Command line arguments Lab and inputs

Lab: Command line arguments and inputs isn’t working due to permission issue?

here the corrected code:

new_shell=$2
user_name=$1

usermod -s $user_name $new_shell

Output:

bash update_shell.sh /bin/bash adminako
usermod: Permission denied.
usermod: cannot lock /etc/passwd; try again later.
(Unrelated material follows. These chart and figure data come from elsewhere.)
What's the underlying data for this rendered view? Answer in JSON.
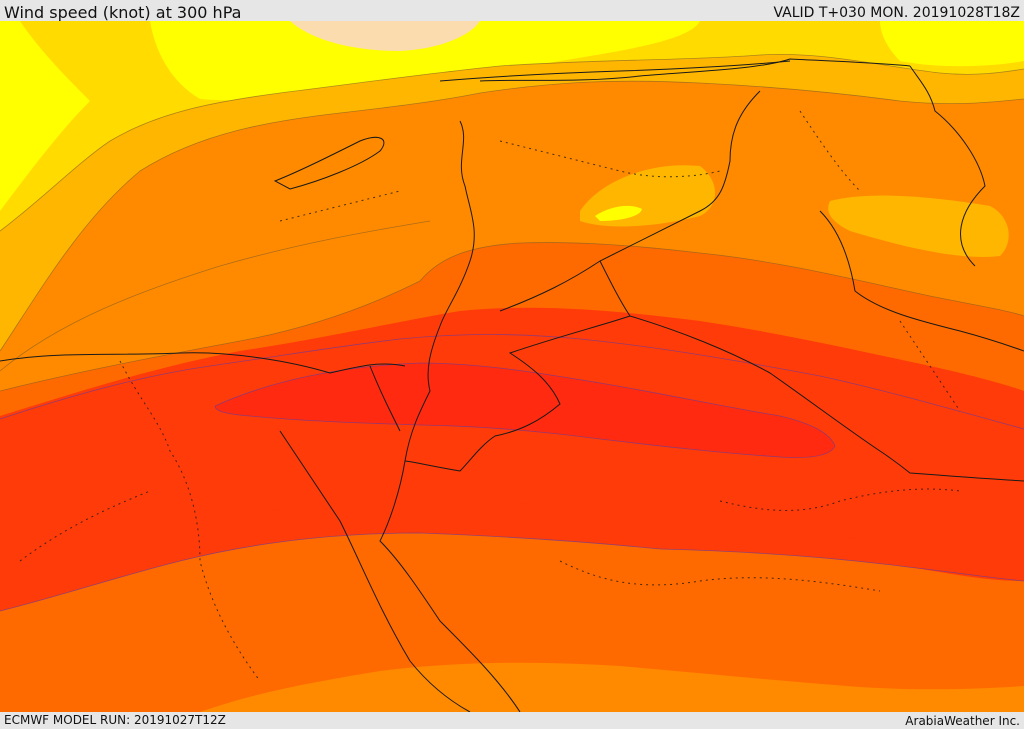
{
  "header": {
    "title": "Wind speed (knot) at 300 hPa",
    "valid": "VALID T+030 MON. 20191028T18Z"
  },
  "footer": {
    "model_run": "ECMWF MODEL RUN: 20191027T12Z",
    "provider": "ArabiaWeather Inc."
  },
  "bands": [
    {
      "name": "band-lightest",
      "color": "#fbdcae"
    },
    {
      "name": "band-yellow",
      "color": "#ffff00"
    },
    {
      "name": "band-gold",
      "color": "#ffdb00"
    },
    {
      "name": "band-amber",
      "color": "#ffb600"
    },
    {
      "name": "band-orange-light",
      "color": "#ff9e00"
    },
    {
      "name": "band-orange",
      "color": "#ff8a00"
    },
    {
      "name": "band-dark-orange",
      "color": "#ff6a00"
    },
    {
      "name": "band-red-orange",
      "color": "#ff5200"
    },
    {
      "name": "band-red",
      "color": "#ff3b0a"
    },
    {
      "name": "band-jet-core",
      "color": "#ff2a10"
    }
  ]
}
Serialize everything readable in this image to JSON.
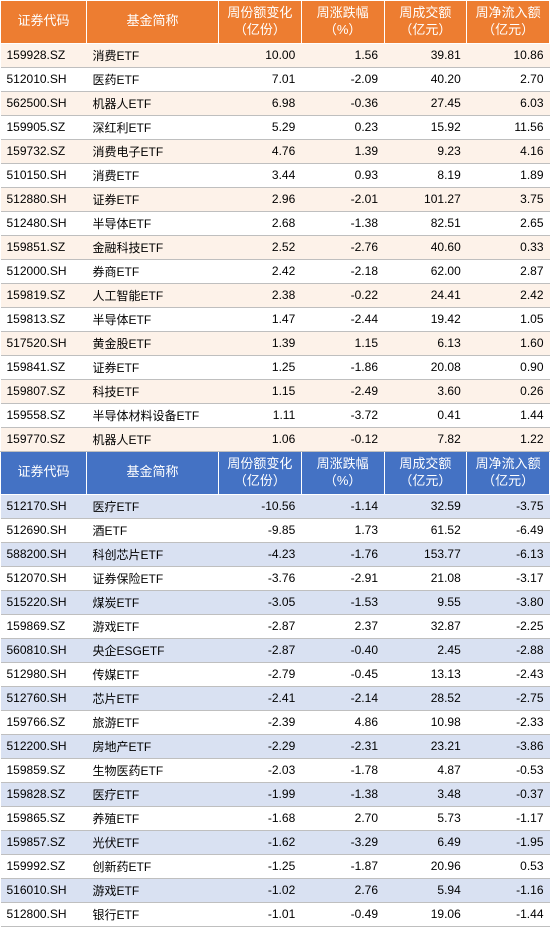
{
  "columns": {
    "code": "证券代码",
    "name": "基金简称",
    "share_change": "周份额变化（亿份）",
    "pct_change": "周涨跌幅（%）",
    "turnover": "周成交额（亿元）",
    "net_inflow": "周净流入额（亿元）"
  },
  "top_header_bg": "#ed7d31",
  "mid_header_bg": "#4472c4",
  "top_stripe": "#fdf2e9",
  "bottom_stripe": "#d9e1f2",
  "top": [
    {
      "code": "159928.SZ",
      "name": "消费ETF",
      "share": "10.00",
      "pct": "1.56",
      "turn": "39.81",
      "net": "10.86"
    },
    {
      "code": "512010.SH",
      "name": "医药ETF",
      "share": "7.01",
      "pct": "-2.09",
      "turn": "40.20",
      "net": "2.70"
    },
    {
      "code": "562500.SH",
      "name": "机器人ETF",
      "share": "6.98",
      "pct": "-0.36",
      "turn": "27.45",
      "net": "6.03"
    },
    {
      "code": "159905.SZ",
      "name": "深红利ETF",
      "share": "5.29",
      "pct": "0.23",
      "turn": "15.92",
      "net": "11.56"
    },
    {
      "code": "159732.SZ",
      "name": "消费电子ETF",
      "share": "4.76",
      "pct": "1.39",
      "turn": "9.23",
      "net": "4.16"
    },
    {
      "code": "510150.SH",
      "name": "消费ETF",
      "share": "3.44",
      "pct": "0.93",
      "turn": "8.19",
      "net": "1.89"
    },
    {
      "code": "512880.SH",
      "name": "证券ETF",
      "share": "2.96",
      "pct": "-2.01",
      "turn": "101.27",
      "net": "3.75"
    },
    {
      "code": "512480.SH",
      "name": "半导体ETF",
      "share": "2.68",
      "pct": "-1.38",
      "turn": "82.51",
      "net": "2.65"
    },
    {
      "code": "159851.SZ",
      "name": "金融科技ETF",
      "share": "2.52",
      "pct": "-2.76",
      "turn": "40.60",
      "net": "0.33"
    },
    {
      "code": "512000.SH",
      "name": "券商ETF",
      "share": "2.42",
      "pct": "-2.18",
      "turn": "62.00",
      "net": "2.87"
    },
    {
      "code": "159819.SZ",
      "name": "人工智能ETF",
      "share": "2.38",
      "pct": "-0.22",
      "turn": "24.41",
      "net": "2.42"
    },
    {
      "code": "159813.SZ",
      "name": "半导体ETF",
      "share": "1.47",
      "pct": "-2.44",
      "turn": "19.42",
      "net": "1.05"
    },
    {
      "code": "517520.SH",
      "name": "黄金股ETF",
      "share": "1.39",
      "pct": "1.15",
      "turn": "6.13",
      "net": "1.60"
    },
    {
      "code": "159841.SZ",
      "name": "证券ETF",
      "share": "1.25",
      "pct": "-1.86",
      "turn": "20.08",
      "net": "0.90"
    },
    {
      "code": "159807.SZ",
      "name": "科技ETF",
      "share": "1.15",
      "pct": "-2.49",
      "turn": "3.60",
      "net": "0.26"
    },
    {
      "code": "159558.SZ",
      "name": "半导体材料设备ETF",
      "share": "1.11",
      "pct": "-3.72",
      "turn": "0.41",
      "net": "1.44"
    },
    {
      "code": "159770.SZ",
      "name": "机器人ETF",
      "share": "1.06",
      "pct": "-0.12",
      "turn": "7.82",
      "net": "1.22"
    }
  ],
  "bottom": [
    {
      "code": "512170.SH",
      "name": "医疗ETF",
      "share": "-10.56",
      "pct": "-1.14",
      "turn": "32.59",
      "net": "-3.75"
    },
    {
      "code": "512690.SH",
      "name": "酒ETF",
      "share": "-9.85",
      "pct": "1.73",
      "turn": "61.52",
      "net": "-6.49"
    },
    {
      "code": "588200.SH",
      "name": "科创芯片ETF",
      "share": "-4.23",
      "pct": "-1.76",
      "turn": "153.77",
      "net": "-6.13"
    },
    {
      "code": "512070.SH",
      "name": "证券保险ETF",
      "share": "-3.76",
      "pct": "-2.91",
      "turn": "21.08",
      "net": "-3.17"
    },
    {
      "code": "515220.SH",
      "name": "煤炭ETF",
      "share": "-3.05",
      "pct": "-1.53",
      "turn": "9.55",
      "net": "-3.80"
    },
    {
      "code": "159869.SZ",
      "name": "游戏ETF",
      "share": "-2.87",
      "pct": "2.37",
      "turn": "32.87",
      "net": "-2.25"
    },
    {
      "code": "560810.SH",
      "name": "央企ESGETF",
      "share": "-2.87",
      "pct": "-0.40",
      "turn": "2.45",
      "net": "-2.88"
    },
    {
      "code": "512980.SH",
      "name": "传媒ETF",
      "share": "-2.79",
      "pct": "-0.45",
      "turn": "13.13",
      "net": "-2.43"
    },
    {
      "code": "512760.SH",
      "name": "芯片ETF",
      "share": "-2.41",
      "pct": "-2.14",
      "turn": "28.52",
      "net": "-2.75"
    },
    {
      "code": "159766.SZ",
      "name": "旅游ETF",
      "share": "-2.39",
      "pct": "4.86",
      "turn": "10.98",
      "net": "-2.33"
    },
    {
      "code": "512200.SH",
      "name": "房地产ETF",
      "share": "-2.29",
      "pct": "-2.31",
      "turn": "23.21",
      "net": "-3.86"
    },
    {
      "code": "159859.SZ",
      "name": "生物医药ETF",
      "share": "-2.03",
      "pct": "-1.78",
      "turn": "4.87",
      "net": "-0.53"
    },
    {
      "code": "159828.SZ",
      "name": "医疗ETF",
      "share": "-1.99",
      "pct": "-1.38",
      "turn": "3.48",
      "net": "-0.37"
    },
    {
      "code": "159865.SZ",
      "name": "养殖ETF",
      "share": "-1.68",
      "pct": "2.70",
      "turn": "5.73",
      "net": "-1.17"
    },
    {
      "code": "159857.SZ",
      "name": "光伏ETF",
      "share": "-1.62",
      "pct": "-3.29",
      "turn": "6.49",
      "net": "-1.95"
    },
    {
      "code": "159992.SZ",
      "name": "创新药ETF",
      "share": "-1.25",
      "pct": "-1.87",
      "turn": "20.96",
      "net": "0.53"
    },
    {
      "code": "516010.SH",
      "name": "游戏ETF",
      "share": "-1.02",
      "pct": "2.76",
      "turn": "5.94",
      "net": "-1.16"
    },
    {
      "code": "512800.SH",
      "name": "银行ETF",
      "share": "-1.01",
      "pct": "-0.49",
      "turn": "19.06",
      "net": "-1.44"
    }
  ]
}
What should be the solution, please?

That output doesn’t seem to tie in with what you get without changing the script.

I get this:

bob@caleston-lp10:~$ bash update_shell.sh bob bash
usermod: user 'bash' does not exists

I would advise looking at the order of the inputs in the script, the error on the right gives a hint.

Thanks @Rosarch

Correct and I’ve changed the sequence to:
bob@caleston-lp10:~$ bash update_shell.sh /bin/bash bob

though it worked fine on my workstation with privilege of course. The command changes the user shell. In spite of switching the attribute in the Kodekloud lab, I still get the error.

----- on my workstation —

user@mintlt:~$ cat update_shell.sh 
new_shell=$2
user_name=$1

usermod -s $user_name $new_shell

user@mintlt:~$ bash update_shell.sh /bin/sh adminako
usermod: no changes

user@mintlt:~$ bash update_shell.sh /bin/bash adminako
usermod: Permission denied.
usermod: cannot lock /etc/passwd; try again later.

user@mintlt:~$ sudo bash update_shell.sh /bin/bash adminako
[sudo] password for user:

user@mintlt:~$ cat /etc/passwd |grep adminako
adminako:x:1001:1001::/home/adminako:/bin/bash

This lab is a bit confusing…

What I changed to clear the check:

bob@caleston-lp10:~$ more update_shell.sh
new_shell="$2"
user_name="$1"
usermod -s $new_shell $user_name

Yes indeed confusing.

Hi

In my case user is bob home directory, i tried command
“bash update_shell.sh /bin/sh bob” got permission denied. then i used sudo in the command,

image

Can you please let me know what password do we have to use here.

I don’t believe you need the password as long as the script is right it will pass on the task check.

Hi - for all labs use caleston123 as the password.

The error in the script is more of a syntax error of the usermod command.

It should be : usermod -s <new_shell absolute path> <user_name>
usermod -s /bin/bash bob

Thanks for replying.

I’m still confused, can someone please let me know what exactly the script should be.

image

There is a logic issue or Am I missing a step? user bob is currently logged in and how can he update the info in /etc/passwd?
bob@caleston-lp10:~$ ./update_shell.sh /bin/sh bob
usermod: Permission denied.
usermod: cannot lock /etc/passwd; try again later.